Pd, il partito diviso anche sull’omofobia

Diventa duro lo scontro nel Pd dopo il voto che a Montecitorio ha affossato la legge sull’omofobia. Un provvedimento fortemente voluto dalla deputata democratica Anna Paola Concia e fortemente osteggiata dalla teodem Paola Binetti. Due diverse anime del Pd, una coabitazione già difficile che rischia di rendere ancora più arduo il cammino verso le primarie. “Voto Bersani”, questa la reazione della Binetti dopo le critiche ricevute ieri da Dario Franceschini.
“C’è un problema Binetti”. Con queste parole il segretario del Pd ha dato il via alle polemiche e alle accuse contro la Binetti.
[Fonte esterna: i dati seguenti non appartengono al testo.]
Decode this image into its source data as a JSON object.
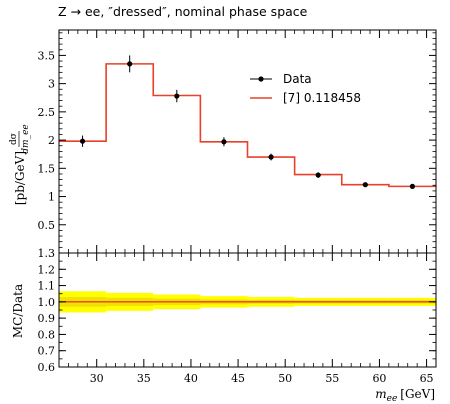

Il punto è che “su questi temi” i valori del Pd non sono negoziabili, ed è impossibile “richiamarsi alla libertà di coscienza”. Ma la Binetti non molla e si difende tirando in ballo la sua storia personale e le sue convinzioni. E rilancia. Accredidata come sostenitrice di Franceschini per la corsa delle primarie, la deputata annuncia un cambio di schieramento, “alle primarie voterò Bersani”. Spiegando così il suo voto di ieri: “Il disegno di legge sull’omofobia aveva punti nebulosi. Ora mi sento anche io una minoranza, anche io voglio essere tutelata”. Poi la sponda a Bersani: “Ha reagito in modo molto diverso. Io fino a ieri ho sostenuto Franceschini, ma non può allontanarmi dal partito per una questione di mia coerenza personale”.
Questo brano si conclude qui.